Thanks! I'll let you know how it works. My old Zizzo bike has been quite a trooper despite twice being dunked in salt water--but now it's the spokes on the wheels just rusting away. Wish I had tried the Yamalube on Day 1.
Those paint sticks are just regular painters oil paints I use em in my paintings they thin with solvents. Same stuff as what’s in the tubes you see artists use.
yea, its not stainless, its chrome plated steel. i'm not a boat owner yet, but i have a little expierence with rust, may i suggest doing a clear coat paint over that chrome to protect it? i maybe wrong. but its just my first thought.
Once, quite a number of years ago, I was trained on the various corrosion mechanisms that even stainless steel can experience. I'll have to dig back into memory and re-study this. For example, to even say "it's stainless!" is almost meaningless. Plain 'ol stainless usually ,means alloy 304 which (I think) is just carbon steel + chromium...and it can corrode. That pitting should be a good diagnostic tool for me. Other alloys will add molybdenum (alloy 316) and so on.

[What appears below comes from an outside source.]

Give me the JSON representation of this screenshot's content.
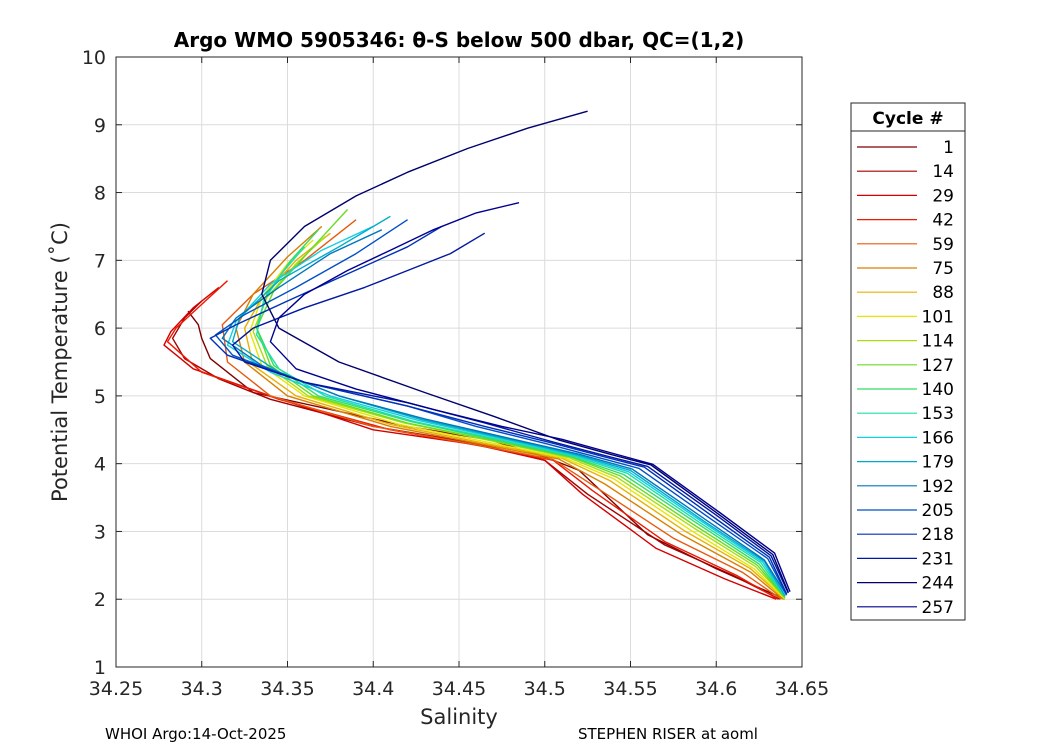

@@skipjacksailing8986 this is very true, but if you can remember, different alloys corrode with different colors, because when they corrode, they are Oxidizing. so when you add oxygen, it turns into oxide. so, aluminum oxidizes into aluminum oxide and is white. iron turns into iron oxide, which is RED, copper oxidezes into copper oxide, which is green.. and so on..
Agree 100%. So I'm asking the "what do we do about it?" question...As you can see, I elected to simply use coatings to try to stop that pitting corrosion, and that red-rust bloom. If I had seen evidence of bad erosion around those screws, then I be thinking galvanic corrosion (dissimilar metals), but there was none of that. If it's just bad quality stainless (too much Fe, iron), then probably all boat owners are stuck with it to some degree. The bow pulpit stainless has some of the reddish tarnish on the surface.
@@skipjacksailing8986 its either iron oxide or algea. while in the navy. we always just ground it back to metal then paint over it.. but that was 30 years ago.. there are also rust converters, that work pretty well. but i would think the paint job you did should do ok.